With this in mind, the central premise is relatively simple: lying low in Harlem, still bearing his scars from the events of Jessica Jones, Cage (Mike Colter) finds himself drawn into a battle for the streets of Harlem thanks to the collateral damage of mob boss Cottonmouth (Mahershala Ali) and his cousin, scheming politico Mariah Dillard (Alfre Woodard)’s shady dealings landing too close to home to ignore. Before we know it, he’s in full Power Man mode, punching people out and lobbing sofas out of windows for all to see.
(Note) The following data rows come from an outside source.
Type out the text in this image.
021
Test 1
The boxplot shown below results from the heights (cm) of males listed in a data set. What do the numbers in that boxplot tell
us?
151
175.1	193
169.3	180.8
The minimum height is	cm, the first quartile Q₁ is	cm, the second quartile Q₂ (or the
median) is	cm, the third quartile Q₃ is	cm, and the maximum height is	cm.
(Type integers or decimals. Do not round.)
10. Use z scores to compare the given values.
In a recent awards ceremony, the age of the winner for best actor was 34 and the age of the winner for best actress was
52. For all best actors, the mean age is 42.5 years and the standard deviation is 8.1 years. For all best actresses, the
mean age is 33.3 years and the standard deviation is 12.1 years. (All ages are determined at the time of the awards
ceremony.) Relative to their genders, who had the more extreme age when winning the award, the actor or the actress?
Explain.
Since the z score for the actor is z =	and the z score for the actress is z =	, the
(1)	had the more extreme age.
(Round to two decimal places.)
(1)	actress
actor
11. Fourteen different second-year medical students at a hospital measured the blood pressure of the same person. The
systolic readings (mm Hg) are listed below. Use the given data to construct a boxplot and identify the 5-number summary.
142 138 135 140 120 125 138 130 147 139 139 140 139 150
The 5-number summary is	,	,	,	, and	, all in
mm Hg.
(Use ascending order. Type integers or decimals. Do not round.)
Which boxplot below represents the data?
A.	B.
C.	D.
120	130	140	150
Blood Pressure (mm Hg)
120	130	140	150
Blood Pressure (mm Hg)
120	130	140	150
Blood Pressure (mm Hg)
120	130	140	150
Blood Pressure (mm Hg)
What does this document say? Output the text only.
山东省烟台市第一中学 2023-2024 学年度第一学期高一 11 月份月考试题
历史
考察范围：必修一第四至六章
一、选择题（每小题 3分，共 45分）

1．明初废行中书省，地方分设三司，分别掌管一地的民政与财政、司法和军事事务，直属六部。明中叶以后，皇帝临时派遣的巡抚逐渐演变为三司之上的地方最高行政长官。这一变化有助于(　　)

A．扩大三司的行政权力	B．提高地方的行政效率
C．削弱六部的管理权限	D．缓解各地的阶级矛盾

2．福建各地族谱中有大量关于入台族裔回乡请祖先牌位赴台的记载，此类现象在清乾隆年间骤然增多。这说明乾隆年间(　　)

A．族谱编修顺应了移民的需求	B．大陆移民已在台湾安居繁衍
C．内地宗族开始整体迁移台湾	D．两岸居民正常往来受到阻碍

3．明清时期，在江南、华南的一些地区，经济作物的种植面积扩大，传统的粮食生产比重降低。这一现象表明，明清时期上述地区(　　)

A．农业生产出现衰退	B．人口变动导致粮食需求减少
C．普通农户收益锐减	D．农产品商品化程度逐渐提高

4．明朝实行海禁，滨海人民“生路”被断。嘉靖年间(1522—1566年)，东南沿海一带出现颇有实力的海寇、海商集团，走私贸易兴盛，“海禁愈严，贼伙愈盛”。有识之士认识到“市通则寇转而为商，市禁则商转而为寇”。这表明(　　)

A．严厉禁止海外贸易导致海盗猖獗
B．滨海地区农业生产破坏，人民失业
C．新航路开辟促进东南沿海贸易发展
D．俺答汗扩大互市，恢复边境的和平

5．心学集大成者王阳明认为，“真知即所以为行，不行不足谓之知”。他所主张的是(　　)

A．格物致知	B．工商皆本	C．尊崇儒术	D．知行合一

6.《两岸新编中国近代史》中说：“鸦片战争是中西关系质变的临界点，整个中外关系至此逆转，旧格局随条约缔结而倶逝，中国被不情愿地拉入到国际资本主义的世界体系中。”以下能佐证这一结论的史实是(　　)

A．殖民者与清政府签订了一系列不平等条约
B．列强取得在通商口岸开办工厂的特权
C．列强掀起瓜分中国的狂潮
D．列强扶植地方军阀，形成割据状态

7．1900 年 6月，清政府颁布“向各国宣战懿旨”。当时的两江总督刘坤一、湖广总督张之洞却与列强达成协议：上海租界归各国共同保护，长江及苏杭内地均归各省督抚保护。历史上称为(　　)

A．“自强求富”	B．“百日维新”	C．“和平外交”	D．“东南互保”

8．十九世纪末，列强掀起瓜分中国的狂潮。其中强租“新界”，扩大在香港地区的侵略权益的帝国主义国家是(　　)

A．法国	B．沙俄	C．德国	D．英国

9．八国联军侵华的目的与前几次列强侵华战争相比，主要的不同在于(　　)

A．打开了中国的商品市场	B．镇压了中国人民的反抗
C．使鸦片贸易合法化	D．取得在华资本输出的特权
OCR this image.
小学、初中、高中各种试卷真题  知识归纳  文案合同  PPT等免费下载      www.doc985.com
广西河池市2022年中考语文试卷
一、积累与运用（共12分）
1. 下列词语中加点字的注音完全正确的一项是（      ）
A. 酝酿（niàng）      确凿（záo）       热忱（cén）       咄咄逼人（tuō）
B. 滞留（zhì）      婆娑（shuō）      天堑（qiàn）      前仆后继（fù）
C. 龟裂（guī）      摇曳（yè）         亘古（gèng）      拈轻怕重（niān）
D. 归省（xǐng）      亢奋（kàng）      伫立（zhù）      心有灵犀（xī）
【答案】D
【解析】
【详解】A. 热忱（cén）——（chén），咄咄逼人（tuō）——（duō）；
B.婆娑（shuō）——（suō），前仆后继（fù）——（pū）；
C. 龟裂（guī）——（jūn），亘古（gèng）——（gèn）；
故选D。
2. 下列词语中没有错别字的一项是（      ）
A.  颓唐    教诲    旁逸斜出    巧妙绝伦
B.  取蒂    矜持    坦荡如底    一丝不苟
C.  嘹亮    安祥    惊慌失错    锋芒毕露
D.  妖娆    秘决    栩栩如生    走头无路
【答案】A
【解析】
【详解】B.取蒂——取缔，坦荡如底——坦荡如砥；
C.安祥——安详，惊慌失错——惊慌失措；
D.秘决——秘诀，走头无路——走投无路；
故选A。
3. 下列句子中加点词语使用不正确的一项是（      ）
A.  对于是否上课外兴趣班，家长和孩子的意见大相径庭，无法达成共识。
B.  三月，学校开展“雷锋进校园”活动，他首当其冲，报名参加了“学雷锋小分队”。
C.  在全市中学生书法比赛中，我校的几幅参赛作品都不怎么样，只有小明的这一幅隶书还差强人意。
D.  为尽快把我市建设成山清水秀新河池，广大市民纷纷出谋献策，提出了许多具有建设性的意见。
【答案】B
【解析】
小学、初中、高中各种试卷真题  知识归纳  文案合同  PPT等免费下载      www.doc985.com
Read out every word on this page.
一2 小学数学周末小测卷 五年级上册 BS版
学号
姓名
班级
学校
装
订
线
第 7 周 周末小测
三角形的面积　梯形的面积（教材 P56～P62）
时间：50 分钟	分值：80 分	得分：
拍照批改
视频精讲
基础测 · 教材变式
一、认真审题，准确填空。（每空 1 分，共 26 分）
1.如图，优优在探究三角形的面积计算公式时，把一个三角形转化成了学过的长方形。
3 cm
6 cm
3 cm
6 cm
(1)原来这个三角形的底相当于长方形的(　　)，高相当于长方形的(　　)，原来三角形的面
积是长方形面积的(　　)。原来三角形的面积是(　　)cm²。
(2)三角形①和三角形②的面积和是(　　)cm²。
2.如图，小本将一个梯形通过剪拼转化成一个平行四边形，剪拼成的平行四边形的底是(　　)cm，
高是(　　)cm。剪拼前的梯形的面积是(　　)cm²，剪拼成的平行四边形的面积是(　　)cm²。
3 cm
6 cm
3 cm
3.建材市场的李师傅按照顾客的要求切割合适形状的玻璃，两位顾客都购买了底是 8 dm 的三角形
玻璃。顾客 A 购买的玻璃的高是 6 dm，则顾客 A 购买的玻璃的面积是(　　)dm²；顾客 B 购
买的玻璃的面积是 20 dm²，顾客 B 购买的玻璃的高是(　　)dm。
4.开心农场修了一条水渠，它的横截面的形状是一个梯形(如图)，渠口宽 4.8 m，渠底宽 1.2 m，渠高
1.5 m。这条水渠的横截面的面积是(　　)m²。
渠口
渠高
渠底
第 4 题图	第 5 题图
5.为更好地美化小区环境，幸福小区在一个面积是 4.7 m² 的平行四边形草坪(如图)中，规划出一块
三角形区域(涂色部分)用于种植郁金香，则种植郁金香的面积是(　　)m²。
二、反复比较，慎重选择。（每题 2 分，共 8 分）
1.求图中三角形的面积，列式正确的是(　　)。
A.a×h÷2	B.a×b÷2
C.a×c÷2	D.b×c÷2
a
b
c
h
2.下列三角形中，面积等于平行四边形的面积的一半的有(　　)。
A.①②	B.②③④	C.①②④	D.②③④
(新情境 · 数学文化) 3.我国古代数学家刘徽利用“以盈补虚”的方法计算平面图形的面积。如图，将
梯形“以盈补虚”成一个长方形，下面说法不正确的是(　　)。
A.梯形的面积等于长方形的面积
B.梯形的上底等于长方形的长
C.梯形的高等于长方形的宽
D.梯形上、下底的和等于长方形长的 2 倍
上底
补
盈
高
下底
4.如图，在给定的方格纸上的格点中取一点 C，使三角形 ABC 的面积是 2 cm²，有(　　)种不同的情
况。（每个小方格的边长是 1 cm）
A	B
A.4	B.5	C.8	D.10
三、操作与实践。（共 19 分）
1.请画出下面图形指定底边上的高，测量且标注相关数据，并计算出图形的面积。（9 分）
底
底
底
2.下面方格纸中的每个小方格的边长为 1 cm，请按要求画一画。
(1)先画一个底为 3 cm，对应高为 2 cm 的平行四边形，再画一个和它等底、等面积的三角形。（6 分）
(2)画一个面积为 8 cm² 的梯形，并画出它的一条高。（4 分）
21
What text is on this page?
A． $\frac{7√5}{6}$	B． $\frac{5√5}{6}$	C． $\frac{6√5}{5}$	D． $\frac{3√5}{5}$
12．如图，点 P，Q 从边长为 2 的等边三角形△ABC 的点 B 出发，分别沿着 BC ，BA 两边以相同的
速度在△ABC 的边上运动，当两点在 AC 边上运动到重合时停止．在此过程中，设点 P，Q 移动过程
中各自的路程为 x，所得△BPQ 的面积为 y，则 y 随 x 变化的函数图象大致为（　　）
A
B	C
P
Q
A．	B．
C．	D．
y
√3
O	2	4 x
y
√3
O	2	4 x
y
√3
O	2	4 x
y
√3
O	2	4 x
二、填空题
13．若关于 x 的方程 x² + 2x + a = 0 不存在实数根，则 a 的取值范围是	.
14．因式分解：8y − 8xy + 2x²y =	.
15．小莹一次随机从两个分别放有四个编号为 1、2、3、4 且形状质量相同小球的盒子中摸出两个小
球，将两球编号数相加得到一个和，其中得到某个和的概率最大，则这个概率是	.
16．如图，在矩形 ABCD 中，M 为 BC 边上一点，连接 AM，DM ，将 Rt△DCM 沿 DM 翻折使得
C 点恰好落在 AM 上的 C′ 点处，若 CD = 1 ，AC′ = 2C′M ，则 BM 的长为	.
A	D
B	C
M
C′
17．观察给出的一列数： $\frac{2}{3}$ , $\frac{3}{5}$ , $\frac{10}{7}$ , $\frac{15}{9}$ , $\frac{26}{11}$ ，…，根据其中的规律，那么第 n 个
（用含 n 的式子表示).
Marvel’s Netflix shows have worn their community pride on their jerseys for all to day, but even with this in mind, Luke Cage is unashamedly a far more homespun affair, with the streets of Harlem taking on a whole new life themselves, forming more than just a backdrop for the punch-ups, double-dealings and public-relation battles that characterise the show. This more intimate atmosphere filters down into the show’s themes – in a world of police shootings and Black Lives Matter, Luke Cage is both of the moment and universal, scarily uncanny in its relevance.
Yet more than any other genre, Luke Cage brings its western influences to its fore, giving the form an update in the process. Cage is a sociable Man With No Name taking part in a solo Magnificent Seven – albeit in a world where he is sideswiped by the lack of moral absolutes. For this role, Colter is perfect – likeable and laid back, yet driven by a hunger for social justice, it’s hard to imagine anyone else in the role.
By and large, his supporting cast are similarly committed. Having impressed in a number of film and TV roles, Mahershala Ali’s Cottonmouth is a highlight, wearing his chip on his shoulder for all to see and delivering brutal revenge on anyone who points it out. It’s a performance that should deliver him bigger roles, as is also the case with Woodard. Representing another side of the villainous coin to her on-screen relative, we don’t want to mention too much of her storyline for fears of spoilers, but suffice to say, she’ll get you talking.
Similarly, Simone Missick’s Misty Knight provides a welcome keyhole for us to view the previously unexplored (for Marvel, at least) inner workings of the police force through; Theo Rossi is similarly good value as brooding hitman ‘Shades’, and it’s great to have Rosario Dawson back as Claire Temple, especially when she’s delivering lines like the one knocking back Cage’s attempt to invite her out for ‘coffee’.
It’s only in its ambition that Luke Cage occasionally fumbles. Intent on fleshing out the psychology driving more characters than just Cage, it can feel thinly spread, especially in the final stages. Add in the obtrusively silly final-episode smackdown, and it just serves as a timely reminder that it’s a far better show when it’s embracing its core themes rather than trying to be another superhero show.
Happily, it isn’t just another superhero show; it’s arguably the best one to date.